Le second miracle de Saint Bertrand :
Les habitants d'une ou plusieurs vallées du Diocèse de Tarbes avaient pillé, vexé, et opprimé leur voisins; Saint Bertrand y alla pour y prêcher et les exhorta à réparer les dommages causés à leur frères, ce qu'ils refusèrent de faire; au contraire ajoutant à leur crime, ils se moquèrent de ses discours et le traitèrent ignominieusement, jusqu'à coupet la queue de sa mule. Le saint ne pouvant plus différer la correction de ces séditieux, et usant de sa dignité dont il était revêtu en qualité de Nonce Apostolique, jetta l'interdit dans tout leur pays. Dans ce moment le ciel devint d'airain et la terre de fer, les animaux ne produisirent aucun fruit pendant cinq ans, rien ne prospéra sur la terre. Ces misérables, reconnaissant leur faute, furent se jetter aux pieds du Saint qui, se laissant flêchir par leurs larmes, apaisa la colère de Dieu par ses prières et remis leur pays dans le premier état. De là est venu le tribut qu'ils se sont imposés par reconnaissance en forme de vœu, de donner au Chapitre régulièrement chaque année tout le burre* qu'on y avait fait pendant une semaine.
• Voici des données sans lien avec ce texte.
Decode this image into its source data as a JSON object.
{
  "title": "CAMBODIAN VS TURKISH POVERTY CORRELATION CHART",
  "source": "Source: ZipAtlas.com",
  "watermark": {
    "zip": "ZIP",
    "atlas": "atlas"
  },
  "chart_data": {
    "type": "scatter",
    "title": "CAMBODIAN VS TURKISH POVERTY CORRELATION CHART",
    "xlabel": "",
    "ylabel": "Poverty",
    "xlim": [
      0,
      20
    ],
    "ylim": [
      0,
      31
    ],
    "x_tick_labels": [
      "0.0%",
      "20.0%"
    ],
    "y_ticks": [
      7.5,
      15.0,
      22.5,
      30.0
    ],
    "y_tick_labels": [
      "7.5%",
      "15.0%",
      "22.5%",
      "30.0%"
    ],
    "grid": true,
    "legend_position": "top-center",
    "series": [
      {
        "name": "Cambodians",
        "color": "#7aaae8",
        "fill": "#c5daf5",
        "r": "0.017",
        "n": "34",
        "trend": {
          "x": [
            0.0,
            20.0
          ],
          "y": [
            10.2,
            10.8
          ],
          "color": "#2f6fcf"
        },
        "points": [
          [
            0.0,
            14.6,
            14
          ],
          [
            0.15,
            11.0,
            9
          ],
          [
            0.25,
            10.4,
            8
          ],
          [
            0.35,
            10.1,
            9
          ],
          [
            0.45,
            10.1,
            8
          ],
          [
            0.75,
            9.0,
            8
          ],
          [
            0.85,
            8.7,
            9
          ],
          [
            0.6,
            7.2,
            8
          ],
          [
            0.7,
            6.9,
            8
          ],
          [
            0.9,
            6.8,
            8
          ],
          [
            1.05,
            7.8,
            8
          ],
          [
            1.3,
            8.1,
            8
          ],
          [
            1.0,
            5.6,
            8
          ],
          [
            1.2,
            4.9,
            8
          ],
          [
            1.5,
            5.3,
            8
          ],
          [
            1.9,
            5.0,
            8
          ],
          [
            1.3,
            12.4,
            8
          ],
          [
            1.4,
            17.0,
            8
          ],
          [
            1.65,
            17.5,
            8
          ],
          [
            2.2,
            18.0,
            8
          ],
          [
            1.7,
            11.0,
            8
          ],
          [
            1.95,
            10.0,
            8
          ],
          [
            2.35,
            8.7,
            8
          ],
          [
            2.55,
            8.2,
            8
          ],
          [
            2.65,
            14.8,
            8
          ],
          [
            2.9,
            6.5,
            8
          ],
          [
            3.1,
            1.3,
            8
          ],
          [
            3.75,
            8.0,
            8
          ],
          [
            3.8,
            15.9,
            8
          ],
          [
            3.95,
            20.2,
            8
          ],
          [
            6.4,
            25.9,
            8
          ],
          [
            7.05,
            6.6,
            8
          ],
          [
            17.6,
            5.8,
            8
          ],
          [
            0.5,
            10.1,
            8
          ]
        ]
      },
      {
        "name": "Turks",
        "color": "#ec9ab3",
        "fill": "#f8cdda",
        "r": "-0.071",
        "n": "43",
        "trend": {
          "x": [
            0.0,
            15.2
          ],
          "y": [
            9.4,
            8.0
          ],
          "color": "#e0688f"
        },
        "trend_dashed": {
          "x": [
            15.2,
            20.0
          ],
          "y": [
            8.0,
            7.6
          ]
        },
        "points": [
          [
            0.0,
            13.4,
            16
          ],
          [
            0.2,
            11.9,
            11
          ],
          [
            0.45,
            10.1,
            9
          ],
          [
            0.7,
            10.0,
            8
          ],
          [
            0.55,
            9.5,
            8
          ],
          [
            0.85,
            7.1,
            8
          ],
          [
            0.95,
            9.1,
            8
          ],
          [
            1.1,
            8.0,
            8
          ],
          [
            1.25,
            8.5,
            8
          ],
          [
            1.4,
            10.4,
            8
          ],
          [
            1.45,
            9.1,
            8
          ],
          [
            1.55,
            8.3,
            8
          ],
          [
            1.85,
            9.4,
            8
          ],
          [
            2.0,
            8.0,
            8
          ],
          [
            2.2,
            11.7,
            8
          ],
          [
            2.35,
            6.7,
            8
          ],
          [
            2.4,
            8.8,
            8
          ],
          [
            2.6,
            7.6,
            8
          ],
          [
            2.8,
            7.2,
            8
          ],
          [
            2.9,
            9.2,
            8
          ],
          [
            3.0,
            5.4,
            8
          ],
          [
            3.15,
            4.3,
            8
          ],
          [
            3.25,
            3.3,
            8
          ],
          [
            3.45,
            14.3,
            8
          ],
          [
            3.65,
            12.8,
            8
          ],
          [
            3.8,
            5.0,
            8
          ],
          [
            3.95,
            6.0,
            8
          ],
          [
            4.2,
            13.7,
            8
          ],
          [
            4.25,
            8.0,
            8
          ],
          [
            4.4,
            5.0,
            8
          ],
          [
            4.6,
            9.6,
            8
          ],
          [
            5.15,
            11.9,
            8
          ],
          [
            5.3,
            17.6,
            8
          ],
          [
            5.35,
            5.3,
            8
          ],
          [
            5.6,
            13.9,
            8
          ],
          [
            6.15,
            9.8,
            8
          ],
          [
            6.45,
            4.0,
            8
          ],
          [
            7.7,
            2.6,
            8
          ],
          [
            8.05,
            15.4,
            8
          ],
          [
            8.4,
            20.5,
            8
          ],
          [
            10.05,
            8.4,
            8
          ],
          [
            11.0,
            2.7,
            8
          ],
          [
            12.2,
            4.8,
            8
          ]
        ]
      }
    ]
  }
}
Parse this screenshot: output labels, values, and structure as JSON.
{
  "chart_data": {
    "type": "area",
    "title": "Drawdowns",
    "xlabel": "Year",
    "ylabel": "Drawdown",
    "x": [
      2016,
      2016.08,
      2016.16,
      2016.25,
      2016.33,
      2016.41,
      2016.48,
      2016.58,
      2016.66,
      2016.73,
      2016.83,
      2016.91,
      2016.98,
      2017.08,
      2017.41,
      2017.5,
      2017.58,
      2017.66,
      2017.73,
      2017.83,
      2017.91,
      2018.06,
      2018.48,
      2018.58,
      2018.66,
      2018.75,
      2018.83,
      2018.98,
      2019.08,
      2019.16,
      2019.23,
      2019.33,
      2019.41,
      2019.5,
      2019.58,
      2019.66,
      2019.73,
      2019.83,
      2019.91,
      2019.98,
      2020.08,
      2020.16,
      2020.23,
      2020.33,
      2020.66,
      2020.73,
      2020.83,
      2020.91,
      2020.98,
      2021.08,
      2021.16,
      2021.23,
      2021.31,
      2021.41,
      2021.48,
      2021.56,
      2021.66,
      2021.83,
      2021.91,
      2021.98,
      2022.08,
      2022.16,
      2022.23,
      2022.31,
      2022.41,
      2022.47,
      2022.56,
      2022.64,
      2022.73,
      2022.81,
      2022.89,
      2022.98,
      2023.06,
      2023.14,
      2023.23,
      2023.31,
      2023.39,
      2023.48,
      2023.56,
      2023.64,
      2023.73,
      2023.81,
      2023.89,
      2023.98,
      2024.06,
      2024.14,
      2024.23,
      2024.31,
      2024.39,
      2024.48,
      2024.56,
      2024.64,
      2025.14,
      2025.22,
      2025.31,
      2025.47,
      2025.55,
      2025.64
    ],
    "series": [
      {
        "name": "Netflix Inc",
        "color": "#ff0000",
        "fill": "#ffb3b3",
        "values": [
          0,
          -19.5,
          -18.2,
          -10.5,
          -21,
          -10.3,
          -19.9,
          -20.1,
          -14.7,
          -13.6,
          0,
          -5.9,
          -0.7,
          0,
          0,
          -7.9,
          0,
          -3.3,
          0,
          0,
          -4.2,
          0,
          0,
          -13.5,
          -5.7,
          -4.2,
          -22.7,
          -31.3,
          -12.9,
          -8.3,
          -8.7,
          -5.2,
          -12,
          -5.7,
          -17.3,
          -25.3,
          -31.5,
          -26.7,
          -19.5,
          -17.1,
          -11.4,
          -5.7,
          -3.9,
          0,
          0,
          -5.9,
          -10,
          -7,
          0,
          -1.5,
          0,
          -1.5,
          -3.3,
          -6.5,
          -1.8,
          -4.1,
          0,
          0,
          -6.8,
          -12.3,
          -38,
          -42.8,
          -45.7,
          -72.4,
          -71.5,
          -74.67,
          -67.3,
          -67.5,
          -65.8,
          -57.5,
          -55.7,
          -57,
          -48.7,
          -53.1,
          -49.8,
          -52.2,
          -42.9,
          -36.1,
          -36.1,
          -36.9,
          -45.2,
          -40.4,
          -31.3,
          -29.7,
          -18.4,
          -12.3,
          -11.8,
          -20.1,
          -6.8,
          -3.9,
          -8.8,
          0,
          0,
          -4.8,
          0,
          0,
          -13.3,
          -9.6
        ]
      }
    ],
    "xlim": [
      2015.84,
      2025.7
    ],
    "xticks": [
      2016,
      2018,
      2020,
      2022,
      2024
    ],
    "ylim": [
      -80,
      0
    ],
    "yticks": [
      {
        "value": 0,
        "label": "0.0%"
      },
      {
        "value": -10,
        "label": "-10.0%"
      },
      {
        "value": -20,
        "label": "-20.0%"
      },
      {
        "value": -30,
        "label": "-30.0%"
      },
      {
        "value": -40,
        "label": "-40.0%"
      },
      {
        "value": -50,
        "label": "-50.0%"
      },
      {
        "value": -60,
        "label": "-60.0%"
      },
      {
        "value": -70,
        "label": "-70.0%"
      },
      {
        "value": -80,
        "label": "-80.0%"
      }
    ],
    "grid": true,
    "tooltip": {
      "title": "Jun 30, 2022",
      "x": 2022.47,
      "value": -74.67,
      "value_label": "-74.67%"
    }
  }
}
On y envoie des députés pour le recevoir à l'offrande de la Messe le jour de la Pentecôte et ils sont si exacts que si on manquait d'y envoyer, ils sommeraient d'avoir à observer l'usage dans la crainte où ils sont d'encourir les disgrâces du Saint, ou de s'attirer du Ciel quelqu'autre semblable malheur.
*burre, probablement la bure, le tissu grossier de laine.
Pas commode, Saint Bertrand...

Enfin un vrai Miracle !
Une femme de distinction étant possédée du démon et agitée de plusieurs convulsions fut guérie par l'aspersion de l'eau bénite que le Saint fit à la Messe.

Un dernier et curieux "miracle" :
Un homme riche avait usurpé une partie du Cimetière pour bâtir sa maison, refusant de restituer, quelque raison qu'on lui alléguât, il fut atteint d'une maladie languissante dont il ne revient jamais.

Le livre ne mentionne pas le "miracle" du crocodile évoqué plus haut.

A découvrir : quatre autres "miracles" dépeints sur les petites faces nord et sud du mausolée de St-Bertrand.

Mais rassurons-nous, Saint Bertrand était un saint homme, "...il remplisait la province du bruit de ses vertus... la dignité dont il était revêtu, si vénérée alors, et plus encore la haute réputation de sainteté dont il jouissait au loin, y attirèrent les foules des habitants dont sa charité nourissait le plus grand nombre" (Jean-Justin Monlezun, Histoire de Gascogne, Auch 1846).